Tensioni in Medio Oriente, agenzie di viaggio in prima linea per assistere i clienti

Operatori al lavoro per fornire assistenza ai clienti in partenza o già all’estero. Leonardi di Kuoni: «Monitoriamo giorno per giorno l'evoluzione»
©Altaf Qadri
Red.Online
03.03.2026 15:36

La situazione in Medio Oriente continua a generare incertezza anche nel settore turistico. Tra spazi aerei soggetti a possibili restrizioni e grandi hub come Dubai e Abu Dhabi attualmente chiusi, le agenzie di viaggio stanno seguendo l’evoluzione ora per ora per assistere i clienti in partenza o già all’estero. «È ancora troppo presto per fare valutazioni definitive: la situazione va monitorata passo per passo, giorno per giorno», spiega Giancarlo Leonardi, portavoce di Kuoni. «Speriamo che l’evoluzione sia il più rapida possibile».
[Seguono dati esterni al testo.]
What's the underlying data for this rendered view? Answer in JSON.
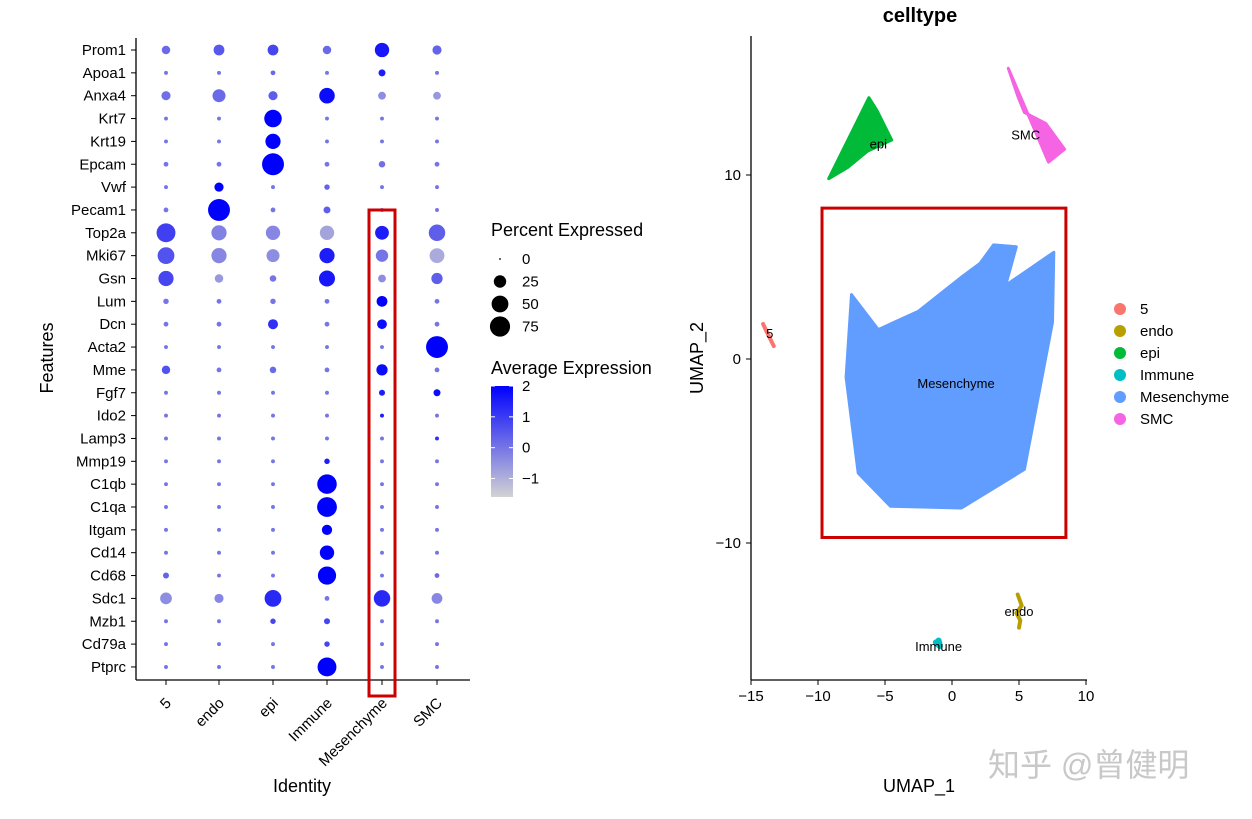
{
  "watermark": "知乎 @曾健明",
  "chart_data": [
    {
      "type": "dotplot",
      "xlabel": "Identity",
      "ylabel": "Features",
      "identities": [
        "5",
        "endo",
        "epi",
        "Immune",
        "Mesenchyme",
        "SMC"
      ],
      "features": [
        "Prom1",
        "Apoa1",
        "Anxa4",
        "Krt7",
        "Krt19",
        "Epcam",
        "Vwf",
        "Pecam1",
        "Top2a",
        "Mki67",
        "Gsn",
        "Lum",
        "Dcn",
        "Acta2",
        "Mme",
        "Fgf7",
        "Ido2",
        "Lamp3",
        "Mmp19",
        "C1qb",
        "C1qa",
        "Itgam",
        "Cd14",
        "Cd68",
        "Sdc1",
        "Mzb1",
        "Cd79a",
        "Ptprc"
      ],
      "percent_expressed": [
        [
          10,
          18,
          18,
          10,
          35,
          12
        ],
        [
          1,
          1,
          2,
          1,
          6,
          1
        ],
        [
          12,
          28,
          12,
          42,
          8,
          8
        ],
        [
          1,
          1,
          55,
          1,
          1,
          1
        ],
        [
          1,
          1,
          40,
          1,
          1,
          1
        ],
        [
          2,
          2,
          90,
          2,
          5,
          2
        ],
        [
          1,
          12,
          1,
          3,
          1,
          1
        ],
        [
          2,
          90,
          2,
          6,
          1,
          1
        ],
        [
          65,
          40,
          35,
          35,
          32,
          48
        ],
        [
          50,
          40,
          28,
          40,
          25,
          38
        ],
        [
          40,
          10,
          5,
          45,
          8,
          20
        ],
        [
          3,
          2,
          3,
          2,
          18,
          2
        ],
        [
          2,
          2,
          15,
          2,
          14,
          2
        ],
        [
          1,
          1,
          1,
          1,
          1,
          90
        ],
        [
          10,
          2,
          5,
          2,
          20,
          2
        ],
        [
          1,
          1,
          1,
          1,
          4,
          6
        ],
        [
          1,
          1,
          1,
          1,
          1,
          1
        ],
        [
          1,
          1,
          1,
          1,
          1,
          1
        ],
        [
          1,
          1,
          1,
          3,
          1,
          1
        ],
        [
          1,
          1,
          1,
          70,
          1,
          1
        ],
        [
          1,
          1,
          1,
          72,
          1,
          1
        ],
        [
          1,
          1,
          1,
          16,
          1,
          1
        ],
        [
          1,
          1,
          1,
          35,
          1,
          1
        ],
        [
          4,
          1,
          1,
          60,
          1,
          2
        ],
        [
          22,
          12,
          50,
          2,
          48,
          18
        ],
        [
          1,
          1,
          3,
          4,
          1,
          1
        ],
        [
          1,
          1,
          1,
          3,
          1,
          1
        ],
        [
          1,
          1,
          1,
          65,
          1,
          1
        ]
      ],
      "average_expression": [
        [
          0.2,
          0.5,
          0.8,
          0.2,
          1.6,
          0.3
        ],
        [
          0,
          0,
          0.2,
          0,
          1.5,
          0
        ],
        [
          0.1,
          0.2,
          0.4,
          1.8,
          -0.4,
          -0.6
        ],
        [
          0,
          0,
          2,
          0,
          0,
          0
        ],
        [
          0,
          0,
          2,
          0,
          0,
          0
        ],
        [
          0,
          0,
          2,
          0,
          0.1,
          0
        ],
        [
          0,
          2,
          0,
          0.3,
          0,
          0
        ],
        [
          0,
          2,
          0,
          0.4,
          0,
          0
        ],
        [
          0.9,
          -0.2,
          -0.3,
          -0.8,
          1.5,
          0.4
        ],
        [
          0.6,
          -0.3,
          -0.4,
          1.5,
          0,
          -0.9
        ],
        [
          0.8,
          -0.6,
          0,
          1.6,
          -0.4,
          0.4
        ],
        [
          0,
          0,
          0,
          0,
          2,
          0
        ],
        [
          0,
          0,
          1.2,
          0,
          1.8,
          0
        ],
        [
          0,
          0,
          0,
          0,
          0,
          2
        ],
        [
          0.6,
          0,
          0.2,
          0,
          1.8,
          0
        ],
        [
          0,
          0,
          0,
          0,
          1.5,
          1.8
        ],
        [
          0,
          0,
          0,
          0,
          1.5,
          0
        ],
        [
          0,
          0,
          0,
          0,
          0,
          1.2
        ],
        [
          0,
          0,
          0,
          1.5,
          0,
          0
        ],
        [
          0,
          0,
          0,
          2,
          0,
          0
        ],
        [
          0,
          0,
          0,
          2,
          0,
          0
        ],
        [
          0,
          0,
          0,
          2,
          0,
          0
        ],
        [
          0,
          0,
          0,
          2,
          0,
          0
        ],
        [
          0.3,
          0,
          0,
          2,
          0,
          0.2
        ],
        [
          -0.4,
          -0.3,
          1.3,
          0,
          1.3,
          -0.3
        ],
        [
          0,
          0,
          0.8,
          0.8,
          0,
          0
        ],
        [
          0,
          0,
          0,
          0.8,
          0,
          0
        ],
        [
          0,
          0,
          0,
          2,
          0,
          0
        ]
      ],
      "size_legend": {
        "title": "Percent Expressed",
        "values": [
          0,
          25,
          50,
          75
        ]
      },
      "color_legend": {
        "title": "Average Expression",
        "ticks": [
          2,
          1,
          0,
          -1
        ],
        "range": [
          -1.6,
          2
        ],
        "low_color": "#d3d3d3",
        "high_color": "#0000ff"
      },
      "highlight_column": "Mesenchyme",
      "highlight_color": "#cc0000"
    },
    {
      "type": "scatter",
      "title": "celltype",
      "xlabel": "UMAP_1",
      "ylabel": "UMAP_2",
      "xticks": [
        -15,
        -10,
        -5,
        0,
        5,
        10
      ],
      "yticks": [
        10,
        0,
        -10
      ],
      "xlim": [
        -15.5,
        10
      ],
      "ylim": [
        -17.5,
        17
      ],
      "legend": "right",
      "grid": false,
      "clusters": [
        {
          "name": "5",
          "color": "#f8766d",
          "label_pos": [
            -13.6,
            1.4
          ],
          "points": [
            [
              -14.1,
              1.9
            ],
            [
              -13.9,
              1.6
            ],
            [
              -13.7,
              1.3
            ],
            [
              -13.5,
              1.0
            ],
            [
              -13.3,
              0.7
            ]
          ]
        },
        {
          "name": "endo",
          "color": "#b79f00",
          "label_pos": [
            5.0,
            -13.7
          ],
          "points": [
            [
              4.9,
              -12.8
            ],
            [
              5.2,
              -13.4
            ],
            [
              4.8,
              -13.8
            ],
            [
              5.1,
              -14.2
            ],
            [
              5.0,
              -14.6
            ]
          ]
        },
        {
          "name": "epi",
          "color": "#00ba38",
          "label_pos": [
            -5.5,
            11.7
          ],
          "points": [
            [
              -9.2,
              9.8
            ],
            [
              -7.8,
              10.4
            ],
            [
              -6.3,
              11.3
            ],
            [
              -4.5,
              11.9
            ],
            [
              -5.6,
              13.5
            ],
            [
              -6.2,
              14.2
            ]
          ]
        },
        {
          "name": "Immune",
          "color": "#00bfc4",
          "label_pos": [
            -1.0,
            -15.6
          ],
          "points": [
            [
              -1.2,
              -15.4
            ],
            [
              -0.9,
              -15.6
            ],
            [
              -1.0,
              -15.3
            ]
          ]
        },
        {
          "name": "Mesenchyme",
          "color": "#619cff",
          "label_pos": [
            0.3,
            -1.3
          ],
          "points": [
            [
              -7.5,
              3.5
            ],
            [
              -7.9,
              -1.0
            ],
            [
              -7.0,
              -6.2
            ],
            [
              -4.6,
              -8.0
            ],
            [
              0.7,
              -8.1
            ],
            [
              5.4,
              -6.0
            ],
            [
              7.5,
              2.0
            ],
            [
              7.6,
              5.8
            ],
            [
              4.0,
              4.0
            ],
            [
              4.8,
              6.1
            ],
            [
              3.1,
              6.2
            ],
            [
              2.1,
              5.2
            ],
            [
              0.8,
              4.5
            ],
            [
              -2.5,
              2.6
            ],
            [
              -5.5,
              1.6
            ]
          ]
        },
        {
          "name": "SMC",
          "color": "#f564e3",
          "label_pos": [
            5.5,
            12.2
          ],
          "points": [
            [
              4.2,
              15.8
            ],
            [
              4.9,
              14.3
            ],
            [
              5.4,
              13.4
            ],
            [
              7.0,
              12.8
            ],
            [
              8.4,
              11.4
            ],
            [
              7.2,
              10.7
            ]
          ]
        }
      ],
      "highlight_box": {
        "x": [
          -9.7,
          8.5
        ],
        "y": [
          -9.7,
          8.2
        ],
        "color": "#cc0000"
      }
    }
  ]
}
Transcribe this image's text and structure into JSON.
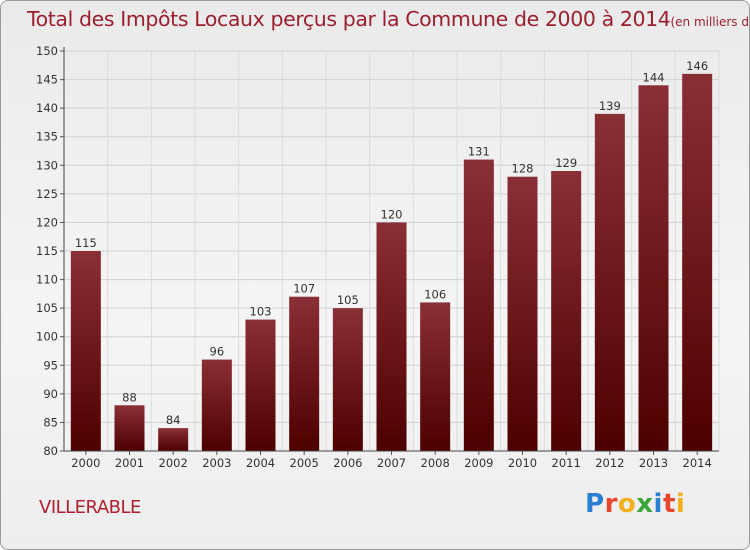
{
  "title": "Total des Impôts Locaux perçus par la Commune de 2000 à 2014",
  "title_unit": "(en milliers d'€)",
  "commune": "VILLERABLE",
  "logo": {
    "letters": [
      "P",
      "r",
      "o",
      "x",
      "i",
      "t",
      "i"
    ],
    "colors": [
      "#2a7fd4",
      "#e8452c",
      "#f2b01e",
      "#3aa63a",
      "#2a7fd4",
      "#e8452c",
      "#f2b01e"
    ]
  },
  "colors": {
    "bar_top": "#8a2f36",
    "bar_bottom": "#4d0000",
    "title": "#9b1f2e"
  },
  "chart_data": {
    "type": "bar",
    "categories": [
      "2000",
      "2001",
      "2002",
      "2003",
      "2004",
      "2005",
      "2006",
      "2007",
      "2008",
      "2009",
      "2010",
      "2011",
      "2012",
      "2013",
      "2014"
    ],
    "values": [
      115,
      88,
      84,
      96,
      103,
      107,
      105,
      120,
      106,
      131,
      128,
      129,
      139,
      144,
      146
    ],
    "ylim": [
      80,
      150
    ],
    "yticks": [
      80,
      85,
      90,
      95,
      100,
      105,
      110,
      115,
      120,
      125,
      130,
      135,
      140,
      145,
      150
    ],
    "grid": true,
    "title": "Total des Impôts Locaux perçus par la Commune de 2000 à 2014",
    "xlabel": "",
    "ylabel": ""
  }
}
Contatti proattivi con i viaggiatori

In queste ore cresce il numero di richieste di informazioni da parte dei clienti. Le agenzie si stanno muovendo in modo proattivo, contattando sia chi è già in viaggio sia chi deve partire a breve. «Seguiamo un ordine cronologico — precisa Leonardi — e valutiamo caso per caso. Per i rientri, ad esempio per chi deve transitare da Abu Dhabi o Dubai, analizziamo le diverse opzioni anche in base alle decisioni delle compagnie aeree. È una situazione in continua evoluzione». Secondo Kuoni, tutti i clienti attualmente assistiti risultano in buone condizioni, anche grazie al lavoro dei partner locali.

Dubai nodo cruciale

Uno dei punti più delicati resta il ruolo degli hub del Golfo. Dubai in particolare è uno snodo centrale del traffico aereo internazionale e un eventuale impatto prolungato potrebbe avere ripercussioni su molte rotte, anche verso destinazioni lontane come le Maldive o verso l’Asia. «Se un itinerario prevede il passaggio dal Medio Oriente bisogna verificare possibili alternative», sottolinea Leonardi. «Ogni pratica viene gestita in base alle esigenze specifiche del cliente».

Il nodo delle alternative

Tra le possibilità, trasferire i passeggeri su compagnie che non transitano nell’area, ma la disponibilità non è illimitata. Il settore teme che, con il protrarsi delle tensioni, le soluzioni possano ridursi. «Il rischio è che le alternative vengano a mancare», afferma Leonardi. Per le compagnie aeree non sarà semplice riposizionare tutti i clienti già in viaggio o in procinto di partire». Per questo motivo la parola d’ordine resta prudenza.

“Al centro la sicurezza”

Kuoni ribadisce che la priorità assoluta resta la sicurezza dei viaggiatori. «Nessuno oggi può dire quando la situazione tornerà alla normalità», conclude Leonardi. «Chi ha prenotato tramite agenzia dispone comunque di un supporto umano diretto; chi ha prenotato online spesso deve invece gestire tutto in autonomia». Nel frattempo, il comparto turistico resta in vigile attesa, con gli occhi puntati sull’evoluzione geopolitica delle prossime settimane.